Procédure devant la cour :
Par une requête enregistrée le 24 octobre 2020, M. B... E..., représenté par Me F..., demande à la cour :
1°) d'annuler ce jugement du magistrat désigné par le président du tribunal administratif de Bordeaux du 25 septembre 2020 ;
2°) d'annuler l'arrêté du préfet de Lot-et-Garonne du 16 septembre 2020 ;
3°) de mettre à la charge de l'Etat la somme de 1 200 euros sur le fondement des dispositions combinées des articles L. 761-1 du code de justice administrative et 37 alinéa 2 de la loi du 10 juillet 1991.
Il soutient que :
- le jugement attaqué est irrégulier dès lors qu'en méconnaissance des dispositions de l'article R. 741-7 du code de justice administrative, la minute de la décision n'a pas été signée.
- les décisions attaquées ne sont pas suffisamment motivées ;
- le préfet n'a pas procédé à un examen réel et sérieux de sa situation ;
- en méconnaissance du droit d'être entendu, il n'a pas été mis à même de présenter ses observations avant que la décision d'éloignement ne soit prise à son encontre, ce qui lui aurait permis de produire des éléments démontrant l'absence de risque de réitération de son comportement ;
- l'arrêté attaqué est entaché d'erreur d'appréciation dès lors qu'il ne représente pas une menace pour l'ordre public et qu'il est parfaitement inséré en France ;
- l'arrêté litigieux est entaché de plusieurs erreurs de fait relatives à la durée de sa présence en France et à la stabilité de sa situation personnelle ;
- l'interdiction de circuler en France pendant un an porte une atteinte disproportionnée à son droit de mener une vie privée et familiale dès lors qu'il a besoin d'être présent sur le territoire français pour gérer son patrimoine immobilier.
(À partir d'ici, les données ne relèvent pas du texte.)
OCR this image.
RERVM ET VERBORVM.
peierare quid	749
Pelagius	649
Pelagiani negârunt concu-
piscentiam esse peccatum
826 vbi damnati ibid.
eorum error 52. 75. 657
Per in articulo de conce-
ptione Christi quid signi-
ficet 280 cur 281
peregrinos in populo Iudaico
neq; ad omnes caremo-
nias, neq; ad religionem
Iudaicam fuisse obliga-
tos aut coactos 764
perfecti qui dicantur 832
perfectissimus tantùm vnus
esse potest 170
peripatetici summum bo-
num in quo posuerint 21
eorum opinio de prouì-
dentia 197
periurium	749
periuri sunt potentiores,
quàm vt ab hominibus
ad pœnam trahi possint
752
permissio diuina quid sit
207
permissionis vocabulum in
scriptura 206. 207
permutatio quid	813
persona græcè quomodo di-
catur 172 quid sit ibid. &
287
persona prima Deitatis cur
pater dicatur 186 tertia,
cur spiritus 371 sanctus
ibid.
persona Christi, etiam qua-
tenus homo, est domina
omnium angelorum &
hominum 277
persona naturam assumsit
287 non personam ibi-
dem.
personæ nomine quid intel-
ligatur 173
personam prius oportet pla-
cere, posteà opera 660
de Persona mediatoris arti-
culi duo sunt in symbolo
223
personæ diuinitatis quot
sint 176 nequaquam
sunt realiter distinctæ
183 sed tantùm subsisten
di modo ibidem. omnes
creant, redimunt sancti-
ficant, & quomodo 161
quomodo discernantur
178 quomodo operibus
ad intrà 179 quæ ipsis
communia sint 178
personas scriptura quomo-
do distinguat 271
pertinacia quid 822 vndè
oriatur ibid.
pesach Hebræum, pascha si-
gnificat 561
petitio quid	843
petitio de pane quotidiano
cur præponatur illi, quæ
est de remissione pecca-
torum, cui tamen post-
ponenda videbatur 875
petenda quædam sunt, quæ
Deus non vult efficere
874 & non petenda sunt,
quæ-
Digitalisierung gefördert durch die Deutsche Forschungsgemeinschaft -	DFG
Par un mémoire en défense enregistré le 5 janvier 2021, le préfet de Lot-et-Garonne conclut au rejet de la requête.
Il fait valoir qu'aucun des moyens soulevés par M. B... E... n'est fondé.
M. B... E... a été admis au bénéfice de l'aide juridictionnelle totale par une décision du 14 janvier 2021.
Vu les autres pièces du dossier.
Vu :
- la convention européenne de sauvegarde des droits de l'homme et des libertés fondamentales ;
- la Charte des droits fondamentaux de l'Union européenne ;
- la directive 2004/38/CE du 29 avril 2004 ;
- le code de l'entrée et du séjour des étrangers et du droit d'asile ;
- la loi n° 91-647 du 10 juillet 1991 ;
- le décret n° 2020-1406 du 18 novembre 2020 ;
- le code de justice administrative.
Les parties ont été régulièrement averties du jour de l'audience.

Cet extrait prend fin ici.